On Tuesday 7 November, Affinity Intercultural Foundation continued their popular Morning Conversation lecture series, with a conversation between David Elliott MP, Minister for Counter Terrorism, Emergency Services and Veteran Affairs and Catalina Florez, Senior Journalist from Channel Ten.

The morning kicked off with a special ney performance from Furkan Cicek before David and Catalina delved into the topic of Veteran Affairs.
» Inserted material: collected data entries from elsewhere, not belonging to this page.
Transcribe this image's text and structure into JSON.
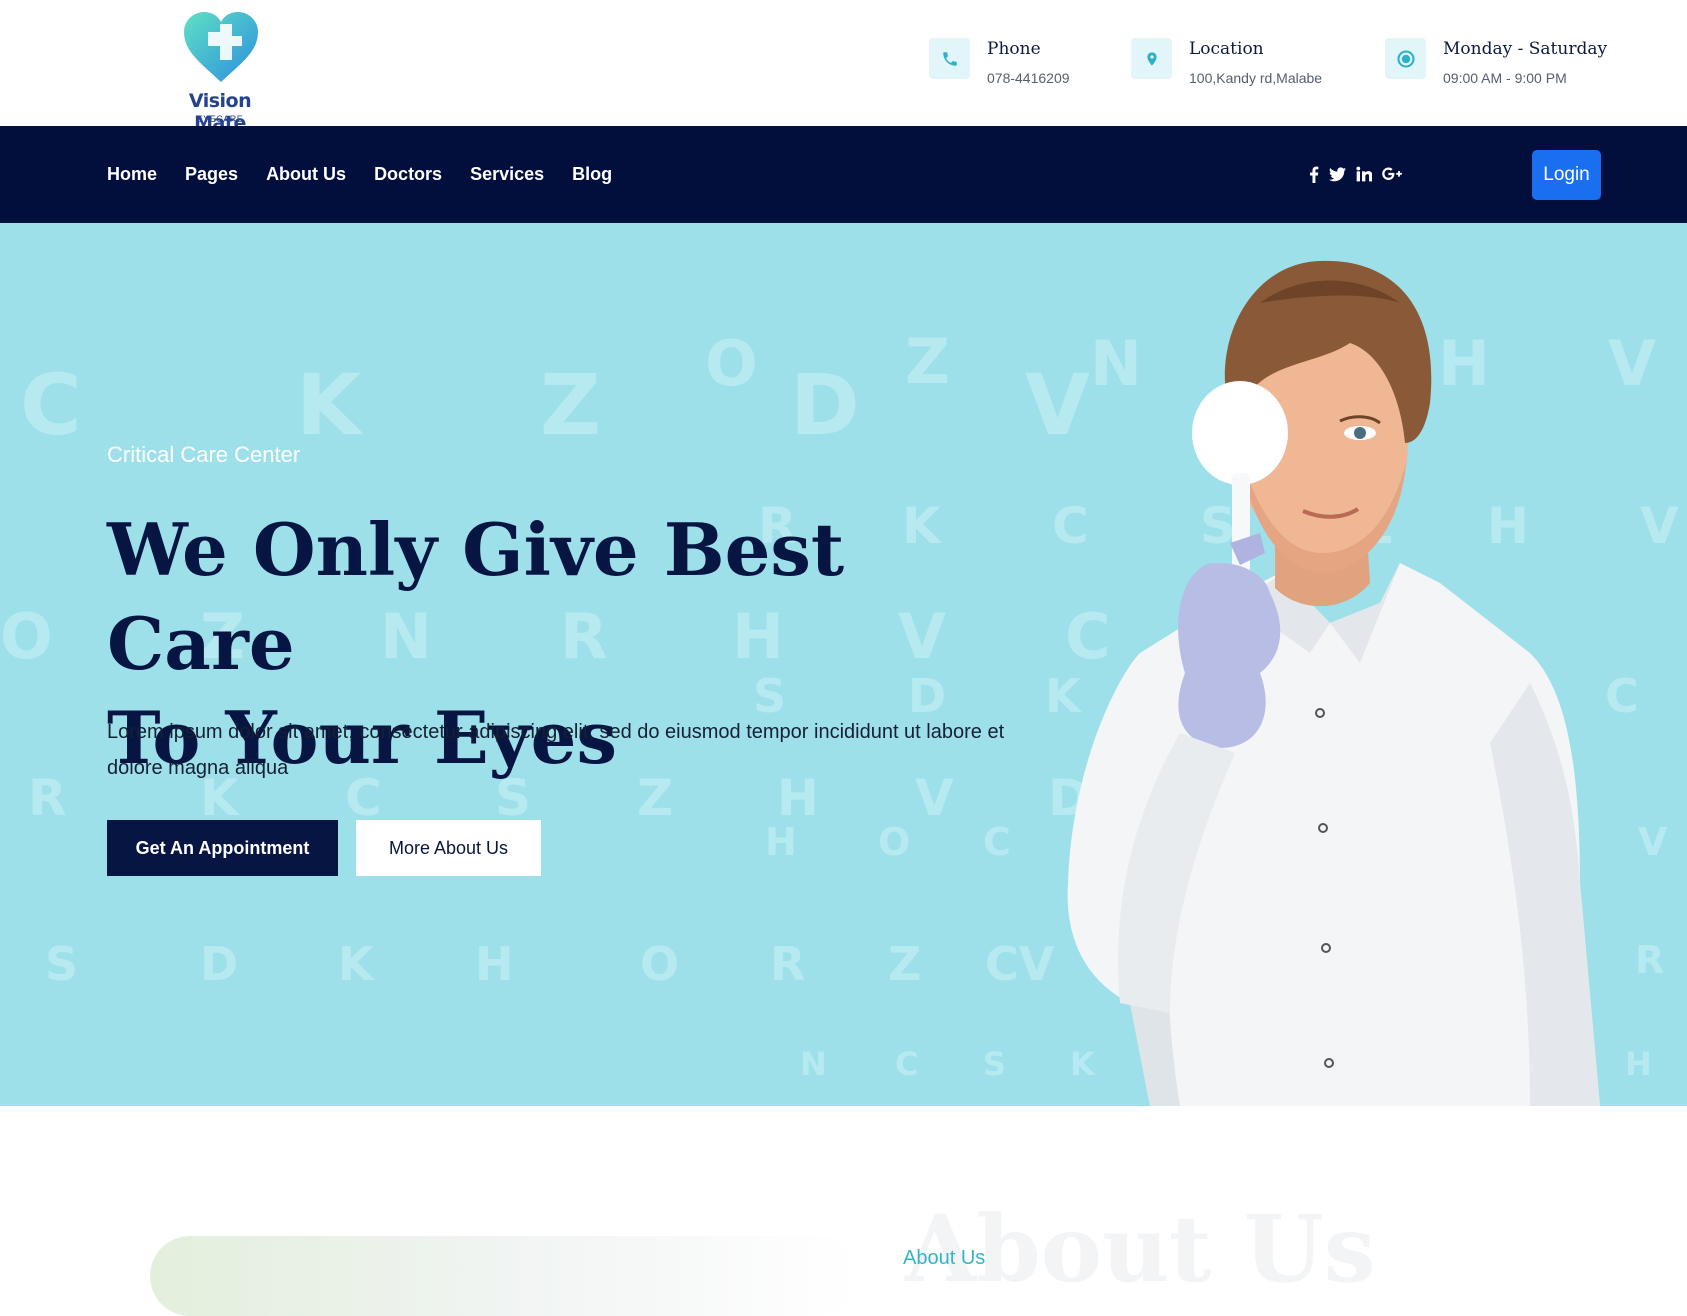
{
  "brand": {
    "name": "Vision Mate",
    "tagline": "EYECARE"
  },
  "contact": [
    {
      "title": "Phone",
      "value": "078-4416209",
      "icon": "phone-icon"
    },
    {
      "title": "Location",
      "value": "100,Kandy rd,Malabe",
      "icon": "location-pin-icon"
    },
    {
      "title": "Monday - Saturday",
      "value": "09:00 AM - 9:00 PM",
      "icon": "clock-icon"
    }
  ],
  "nav": {
    "items": [
      "Home",
      "Pages",
      "About Us",
      "Doctors",
      "Services",
      "Blog"
    ],
    "social": [
      "facebook-icon",
      "twitter-icon",
      "linkedin-icon",
      "google-plus-icon"
    ],
    "login_label": "Login"
  },
  "hero": {
    "subtitle": "Critical Care Center",
    "title_line1": "We Only Give Best Care",
    "title_line2": "To Your Eyes",
    "text": "Lorem ipsum dolor sit amet, consectetur adipiscing elit, sed do eiusmod tempor incididunt ut labore et dolore magna aliqua",
    "primary_button": "Get An Appointment",
    "secondary_button": "More About Us"
  },
  "about": {
    "tag": "About Us",
    "watermark": "About Us"
  },
  "colors": {
    "navy": "#020f3c",
    "hero_bg": "#9de0ea",
    "accent_blue": "#1a6ff0",
    "teal": "#35b4c8"
  }
}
The Minister shared how growing up in a working-class family in Bankstown helped shaped his career – from a young age, he was fascinated by war museums and memorials, which led him to begin a career in the army.

“I thought my mum was an enlightened woman – she is an enlightened woman – for taking me to all these museums and art galleries, but it turns out she took me because they were free to visit!” Minister Elliott laughed.

The Minister described this firsthand experience serving in the Australian army as the “perfect apprenticeship” for his current role as the Minister for Veteran Affairs.

He believes this experience allows him to understand the needs and support structures that are necessary for modern Australian soldiers.

“For soldiers, moral depends on how much support they receive from home.” he said.

In regards to supporting veterans and returning soldiers, the Minister highlighted the government’s employment programs, which have helped returning soldiers transition back into civilian life.

‘The government has implemented veteran employment programs that have placed returning soldiers back into employment,” he said.

“The vast majority of soldiers return to a military post, and there have been occasions when post-traumatic stress disorder (PTSD) does occur…but it’s hard to tell the exact rate at which soldiers experience PTSD, as it may take years for soldiers to share their experience.”

The Minister also highlighted the importance of diversity within the armed services, stating that, “the modern army of today is becoming reflective of Australian society…when you join the military, all your differences are broken down; existing prejudices gradually break away.”

He further added that, “the ANZAC spirit of courage, conviction, discipline, education and tolerance is important in the modern Australian army.”

The Minister concluded his insightful talk by sharing fond memories of his most recent trip to commemorate the Centenary of the Battle of Beersheba in Israel.